Quand les résultats de dosages hormonaux sont aberrants du fait de la présence d’anticorps hétérophiles

24/06/2015 Par Pr Philippe Chanson

Les immuno-essais, malgré leur sensibilité et leur spécificité, sont sujets à un certain nombre d’interférences. En particulier, les interférences peuvent être liées à la présence d’anticorps endogènes comme les anticorps hétérophiles ou les anticorps anti-animal ou les auto-anticorps. Les anticorps exogènes donnés à un patient pour un traitement peuvent aussi entrer en compétition avec l’anticorps utilisé pour le dosage et perturber la réaction antigène/anticorps, aboutissant à une interférence dans l’immuno-essai. Les anticorps interférents peuvent donner des résultats faussement élevés ou, moins fréquemment, faussement bas. La prévalence semble basse, < 2 %. Une équipe turque rapporte le cas d’une patiente de 33 ans, sans symptôme spécifique en dehors d’une fatigue, d’une perte de poids et de sueurs survenant dans la période du post-partum.
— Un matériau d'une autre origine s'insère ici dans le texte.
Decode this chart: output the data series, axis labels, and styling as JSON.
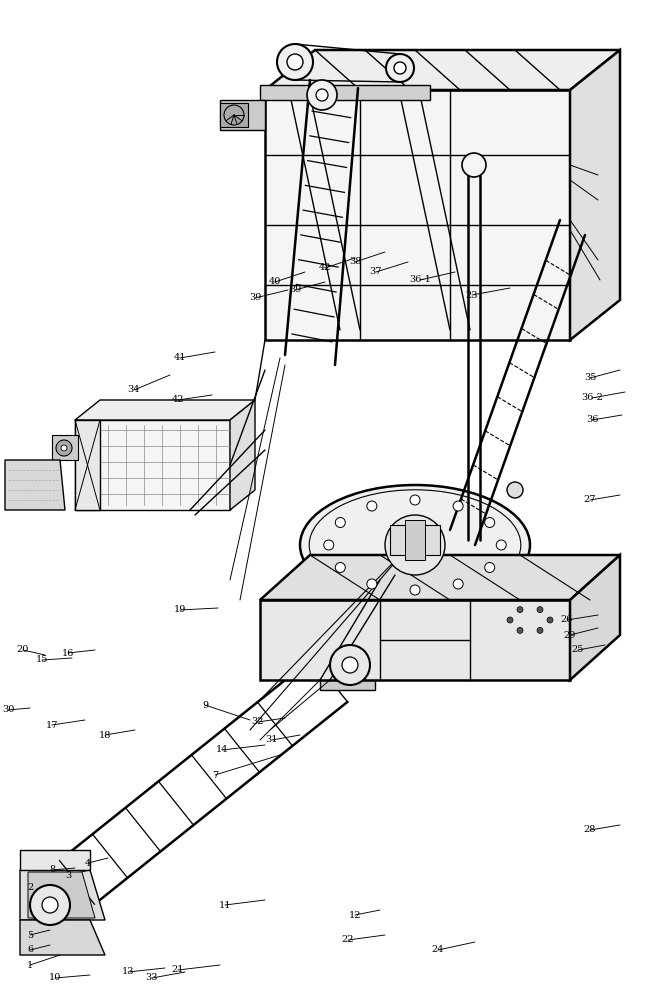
{
  "bg_color": "#ffffff",
  "line_color": "#000000",
  "lw": 1.0,
  "tlw": 1.8,
  "fig_w": 6.5,
  "fig_h": 10.0,
  "dpi": 100
}
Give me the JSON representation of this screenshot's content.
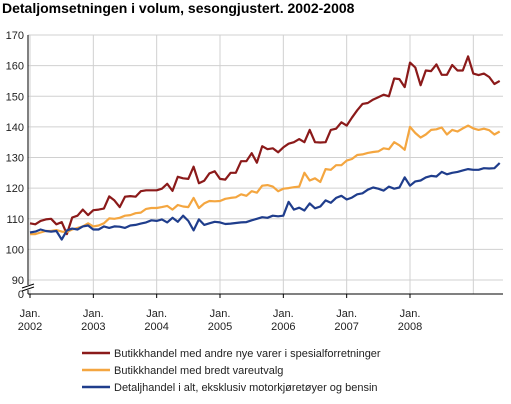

Elle a donc été évaluée au plan hormonal et les premiers dosages ont montré une élévation très importante de la TSH avec paradoxalement une T4 libre et une T3 libre normales. Elle a donc reçu de la T4 mais du fait de l’absence de réponse de la TSH après un an de traitement par T4 et du fait de l’élévation d’autres hormones, elle a été adressée au centre d’Ankara. Les dosages anormaux portaient non seulement sur la TSH, très élevée, mais également sur l’ACTH, la FSH, la PTH, l’IGF1, la prolactine, la β-hCG et la calcitonine sans qu’il n’y ait de signe clinique évocateur associé. Les mesures ont été répétées plusieurs fois sur le même échantillon sanguin par différents laboratoires, en utilisant des méthodes différentes : immuno-dosage par chemiluminescence, par électro-chemiluninescence et les résultats étaient divergents d’un laboratoire à l’autre. Des dilutions des échantillons ont révélé une absence de linéarité suggérant des interférences dans le dosage. En fait, toutes les mesures hormonales étaient normales lorsqu’on bloquait les anticorps hétérophiles. Le sérum de la patiente a donc été sujet à une précipitation par le polyéthylène glycol (PEG). Le contrôle du dosage après PEG a montré des valeurs cette fois strictement normales. Ce cas illustre donc la possibilité de trouver des concentrations hormonales faussement élevées, et cela pour plusieurs hormones, du fait d’interférences dans les dosages liées à la présence d’anticorps hétérophiles. Ces anticorps étaient des anticorps anti-souris qu’avait donc développés cette patiente alors même qu’elle n’avait pas eu de contact connu avec des souris.